From 1991 to 1993 was dominated by popular American bands like Nirvana but, British bands were not ignored at all. NME still covered the indie scene, Manic Street Preachers at the time were criticising NME for what they saw as an elitist view of bands they would champion.
Following into 1992, the Madchester scene finally died out and with the Manics and new British bands were appearing such as Suede who were straight away hailed by the paper as an alternative to the heavy grunge sound becoming the start of the new British music scene. Although the genre Grunge was still leading in favour but the rise of new British bands would follow throughout the NME music magazine.
In the middle of 1992 NME had a public dispute with Morrissey the frontman of The Smiths, allegations about him using racist lyrics and imagery. The next edition of NME, Morrissey’s relationship with the magazine grew hatred towards NME and as a result he did not speak to them for over a decade.

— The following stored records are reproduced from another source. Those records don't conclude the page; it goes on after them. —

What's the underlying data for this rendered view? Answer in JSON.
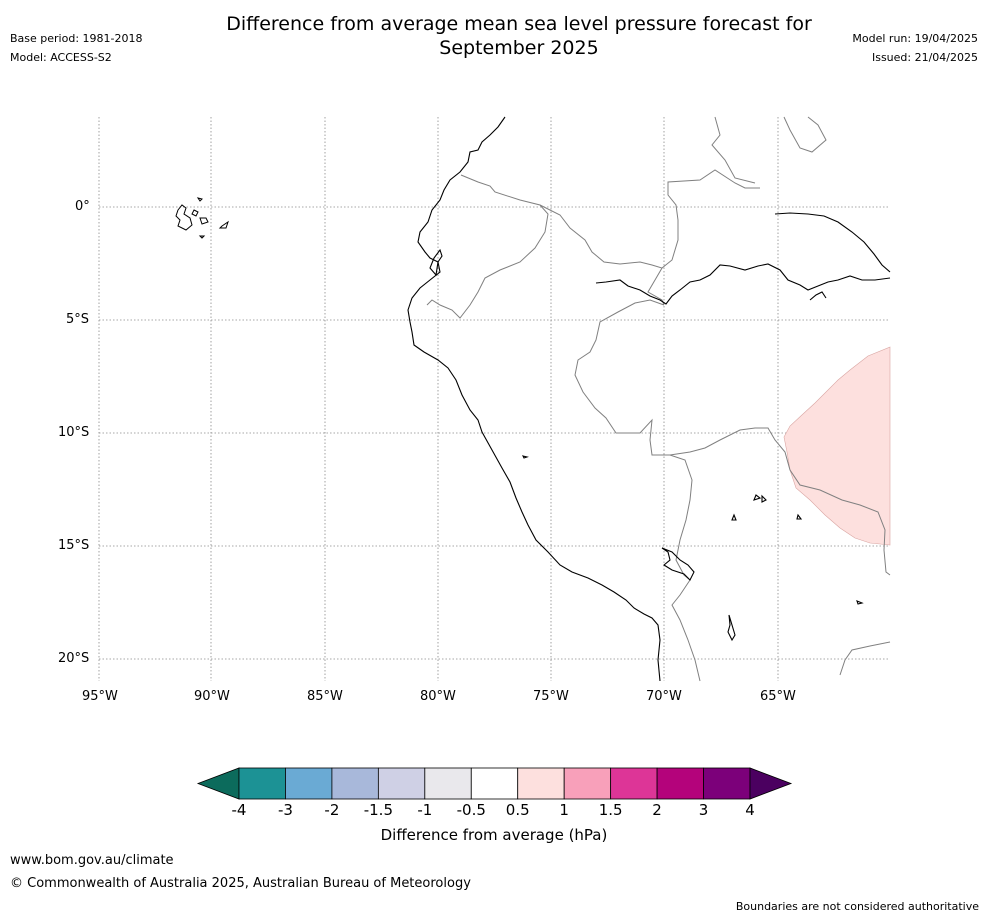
{
  "header": {
    "title_line1": "Difference from average mean sea level pressure forecast for",
    "title_line2": "September 2025",
    "base_period": "Base period: 1981-2018",
    "model": "Model: ACCESS-S2",
    "model_run": "Model run: 19/04/2025",
    "issued": "Issued: 21/04/2025"
  },
  "map": {
    "lat_labels": [
      "0°",
      "5°S",
      "10°S",
      "15°S",
      "20°S"
    ],
    "lon_labels": [
      "95°W",
      "90°W",
      "85°W",
      "80°W",
      "75°W",
      "70°W",
      "65°W"
    ],
    "anomaly_region_color": "#fde0de",
    "coastline_color": "#000000",
    "border_color": "#808080"
  },
  "colorbar": {
    "tick_labels": [
      "-4",
      "-3",
      "-2",
      "-1.5",
      "-1",
      "-0.5",
      "0.5",
      "1",
      "1.5",
      "2",
      "3",
      "4"
    ],
    "colors": [
      "#0c6b5c",
      "#1c9295",
      "#6aaad4",
      "#a8b8da",
      "#cfd0e5",
      "#e9e8ec",
      "#ffffff",
      "#fde0de",
      "#f8a0ba",
      "#dd3597",
      "#b4037b",
      "#7c007a",
      "#4b0060"
    ],
    "label": "Difference from average (hPa)"
  },
  "footer": {
    "website": "www.bom.gov.au/climate",
    "copyright": "© Commonwealth of Australia 2025, Australian Bureau of Meteorology",
    "disclaimer": "Boundaries are not considered authoritative"
  }
}
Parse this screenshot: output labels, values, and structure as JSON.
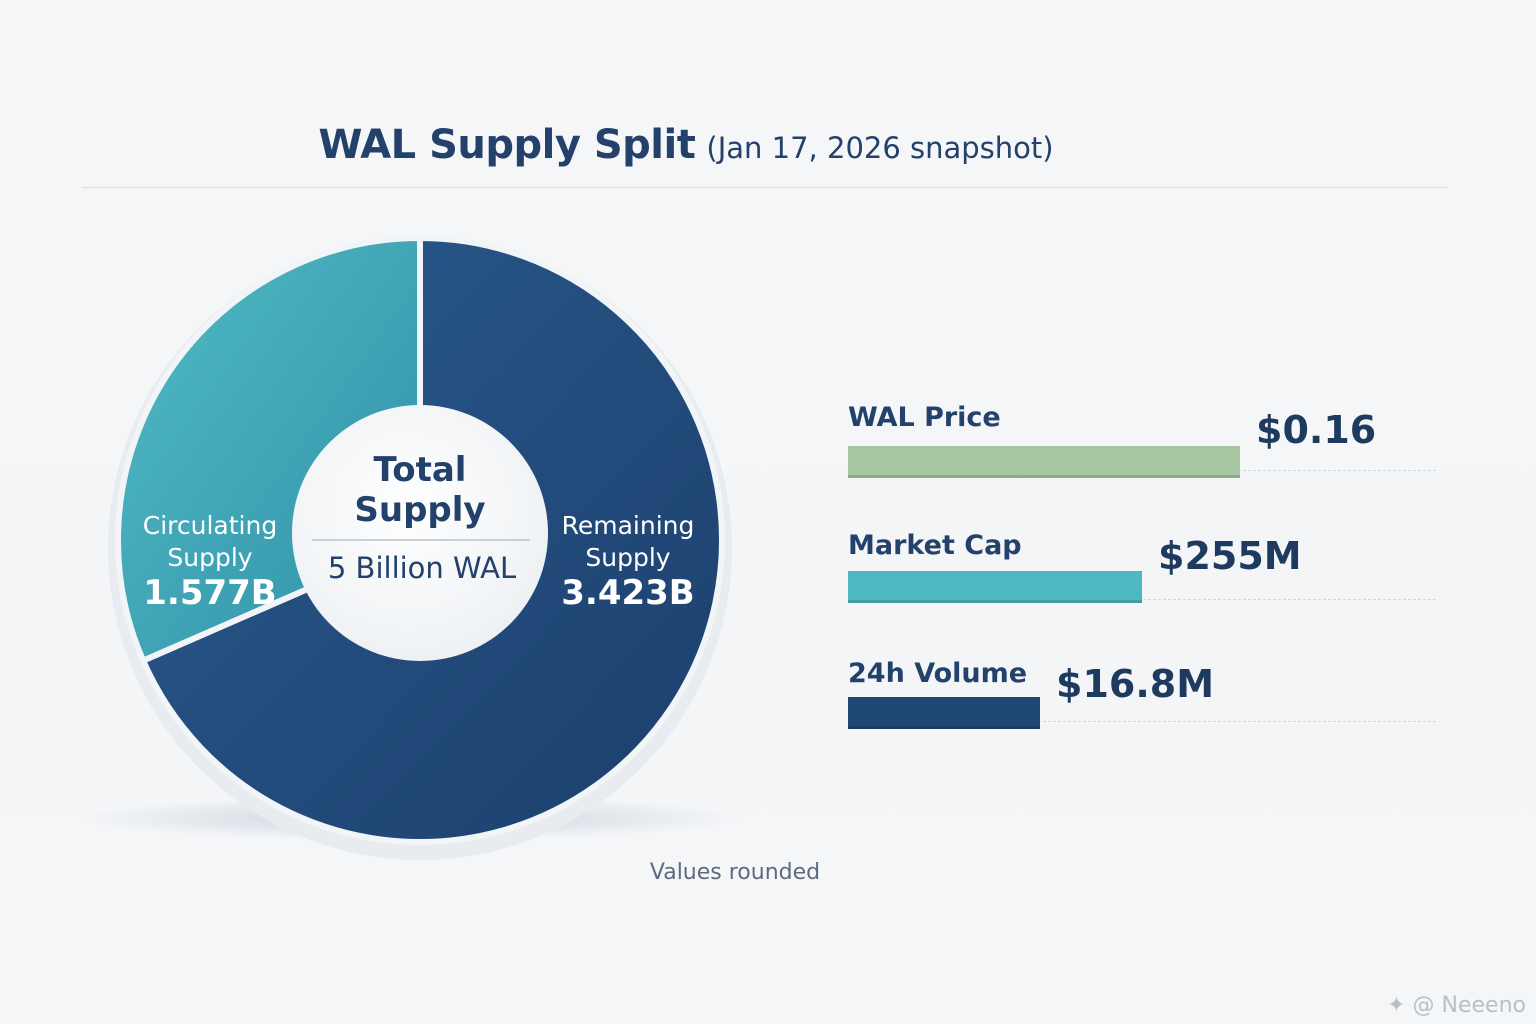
{
  "title": {
    "main": "WAL Supply Split",
    "sub": "(Jan 17, 2026 snapshot)"
  },
  "chart_data": [
    {
      "type": "pie",
      "style": "donut",
      "center": {
        "title_lines": [
          "Total",
          "Supply"
        ],
        "subtitle": "5 Billion WAL"
      },
      "total": 5.0,
      "unit": "B WAL",
      "slices": [
        {
          "label_lines": [
            "Circulating",
            "Supply"
          ],
          "value": 1.577,
          "value_label": "1.577B",
          "color": "#3a9fb2"
        },
        {
          "label_lines": [
            "Remaining",
            "Supply"
          ],
          "value": 3.423,
          "value_label": "3.423B",
          "color": "#21497a"
        }
      ]
    },
    {
      "type": "bar",
      "orientation": "horizontal",
      "categories": [
        "WAL Price",
        "Market Cap",
        "24h Volume"
      ],
      "value_labels": [
        "$0.16",
        "$255M",
        "$16.8M"
      ],
      "bar_fill_fraction": [
        1.0,
        0.75,
        0.49
      ],
      "colors": [
        "#a7c7a2",
        "#4db8bf",
        "#1f4775"
      ]
    }
  ],
  "footnote": "Values rounded",
  "watermark": "✦ @ Neeeno",
  "colors": {
    "circulating": "#3a9fb2",
    "remaining": "#21497a",
    "price_bar": "#a7c7a2",
    "market_cap_bar": "#4db8bf",
    "volume_bar": "#1f4775",
    "text": "#23416a"
  }
}
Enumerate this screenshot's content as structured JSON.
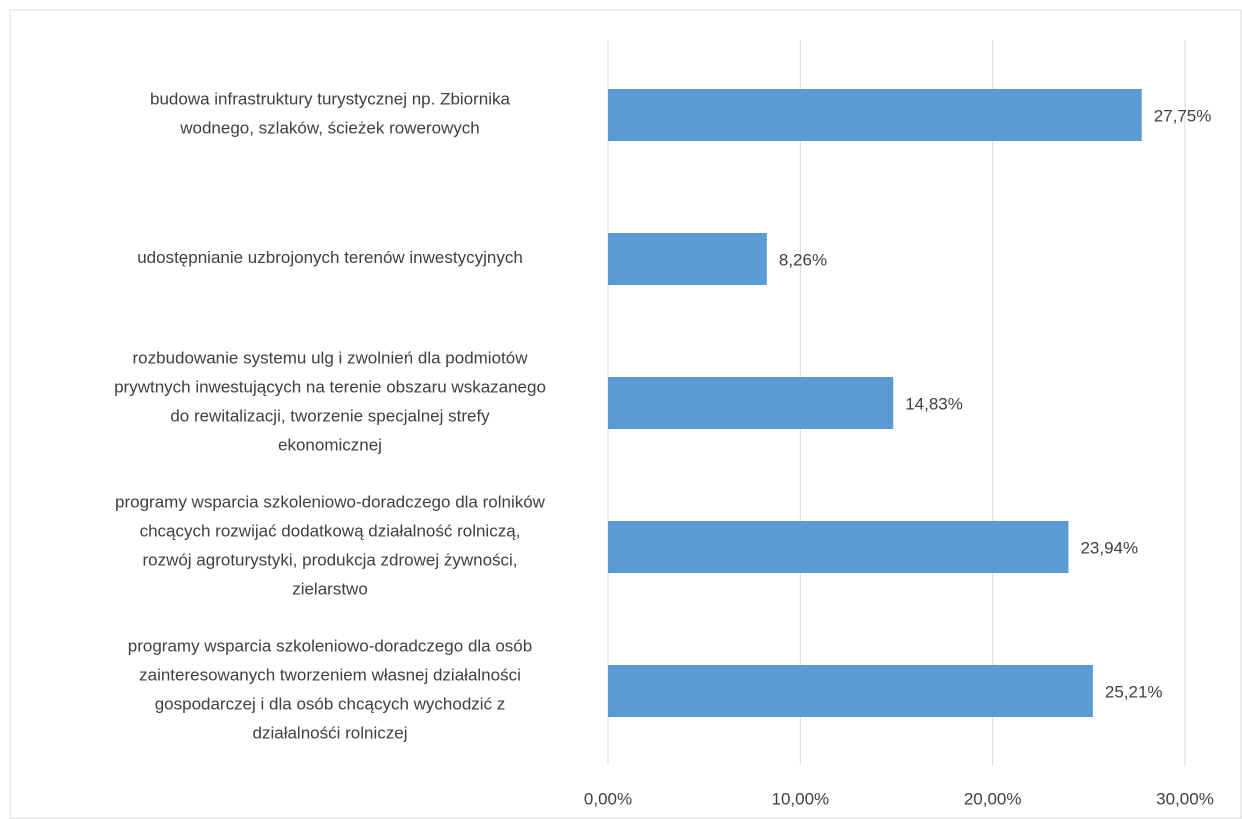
{
  "chart_data": {
    "type": "hbar",
    "categories": [
      "budowa infrastruktury turystycznej np. Zbiornika\nwodnego, szlaków, ścieżek rowerowych",
      "udostępnianie uzbrojonych terenów inwestycyjnych",
      "rozbudowanie systemu ulg i zwolnień dla podmiotów\nprywtnych inwestujących na terenie obszaru wskazanego\ndo rewitalizacji, tworzenie specjalnej strefy\nekonomicznej",
      "programy wsparcia szkoleniowo-doradczego dla rolników\nchcących rozwijać dodatkową działalność rolniczą,\nrozwój agroturystyki, produkcja zdrowej żywności,\nzielarstwo",
      "programy wsparcia szkoleniowo-doradczego dla osób\nzainteresowanych tworzeniem własnej działalności\ngospodarczej i dla osób chcących wychodzić z\ndziałalnośći rolniczej"
    ],
    "values": [
      27.75,
      8.26,
      14.83,
      23.94,
      25.21
    ],
    "value_labels": [
      "27,75%",
      "8,26%",
      "14,83%",
      "23,94%",
      "25,21%"
    ],
    "color": "#5b9bd5",
    "xlim": [
      0,
      30
    ],
    "xticks": [
      {
        "value": 0,
        "label": "0,00%"
      },
      {
        "value": 10,
        "label": "10,00%"
      },
      {
        "value": 20,
        "label": "20,00%"
      },
      {
        "value": 30,
        "label": "30,00%"
      }
    ],
    "grid": true
  }
}
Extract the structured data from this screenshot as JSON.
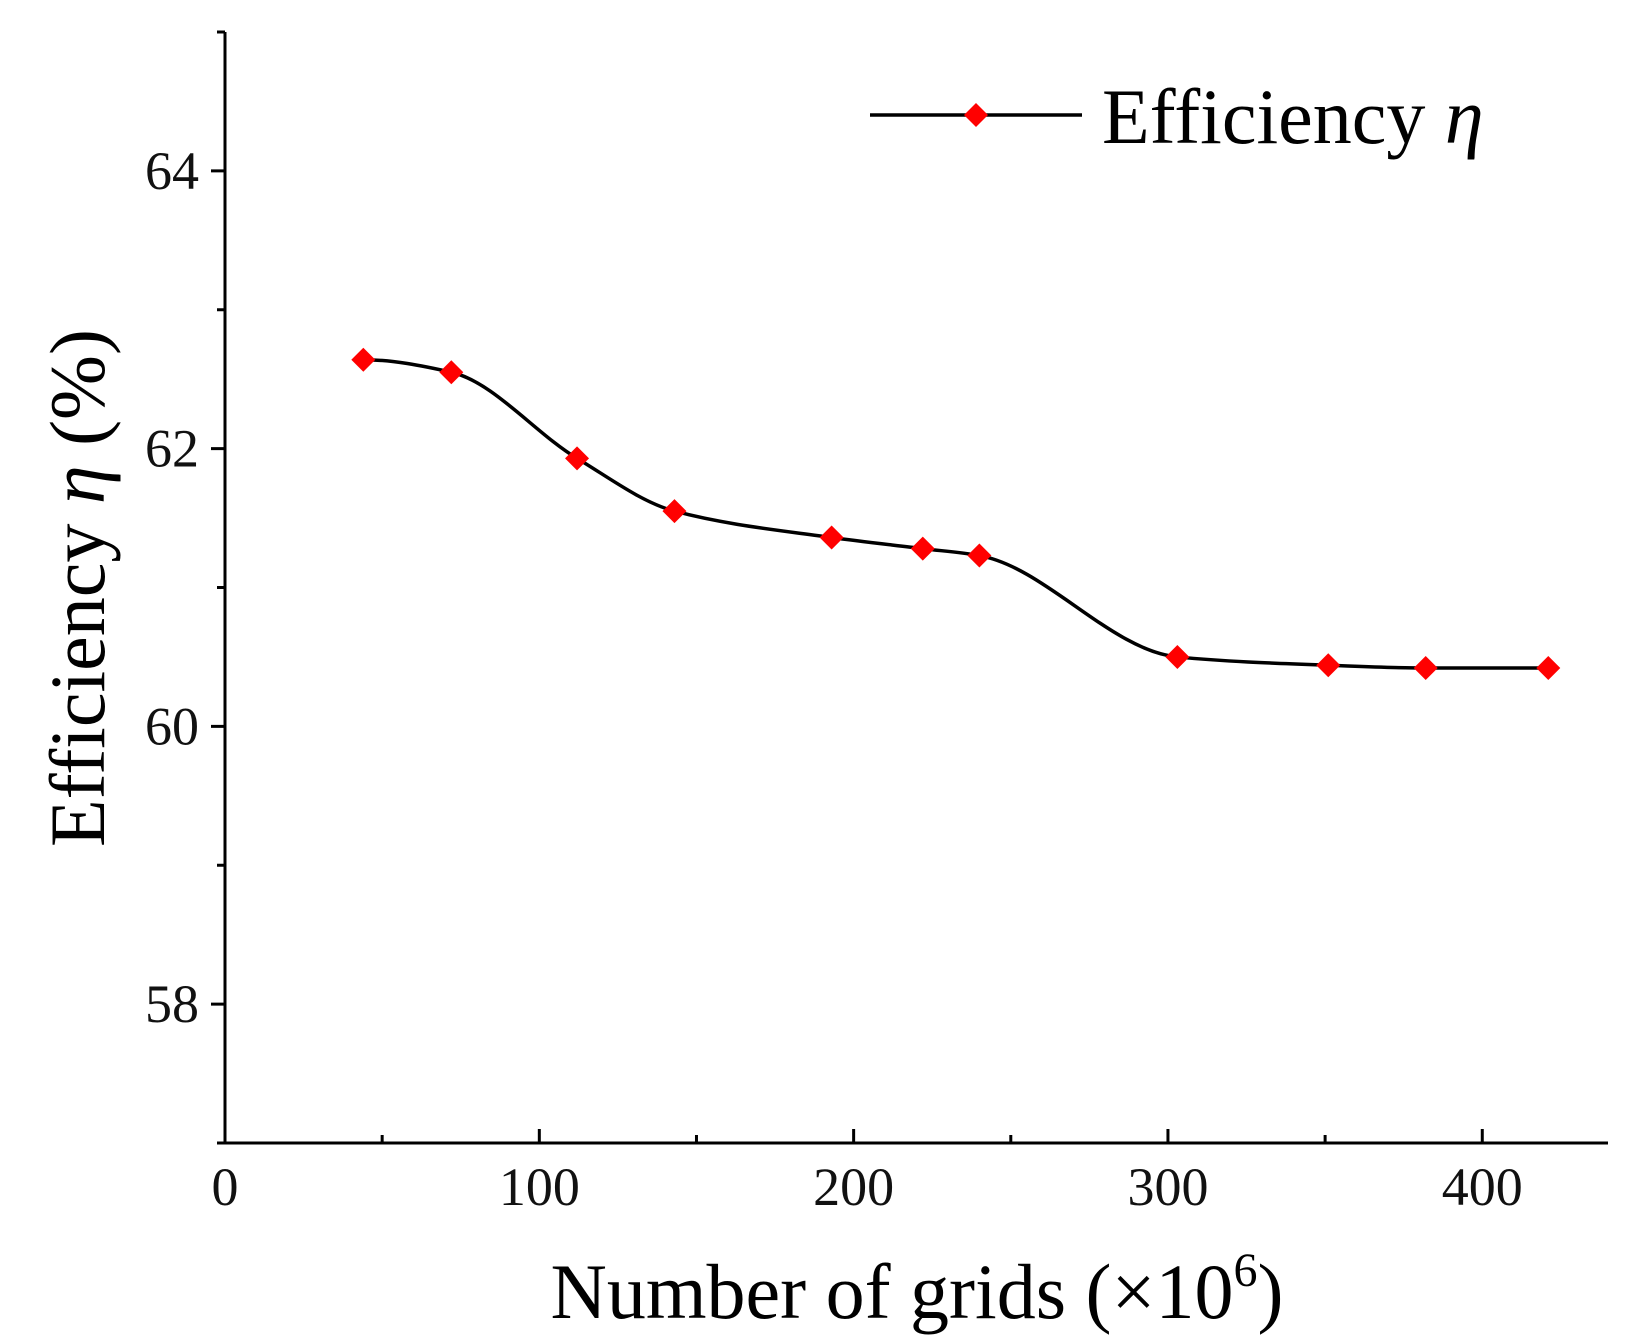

April 1994, Nirvana’s Lead singer Kurt Cobain was found dead, a story that affected everyone but would create a massive change in the British music scene. Grunge was being replaced by Britpop a new form of music influenced by British music from the 1960s and British culture. Blur released their album Parklife in the month of Cobain’s death, Britpop filled the musical and cultural void. With Blur’s massive success led to the rise of a new group from Manchester called Oasis and Britpop would rise till the rest of 1994. By the end of the year Blur and Oasis were the two biggest bands in the UK with sales rapidly increasing for NME thanks to Britpop.
From 1998 the 21st of March the paper was no longer printed as a newsprint, and became a tabloid size with glossy covers. The weekly music magazine market was shrinking due to Melody Maker merge into NME and the Select music magazine closed down a week afterwards. NME tried to broaden their genre range again of hip-hop acts like Jay-Z getting featured, electronic music pioneer Aphex Twin and R&B Groups such as Destiny’s Child but proved unpopular just like in the 1980’s NME publications. So instead in 2001 NME renewed its interests in helping introducing bands like the Strokes.
In 2002 Conor McNicholas was made editor with new young photographers. It focused at new British Bands such as the Libertines, Franz Ferdinand, Bloc Party and the Kaiser Chiefs which had emerged as indie music and later on Artic Monkeys were introduced.
NME became a free title from the start of the 18th of September 2015.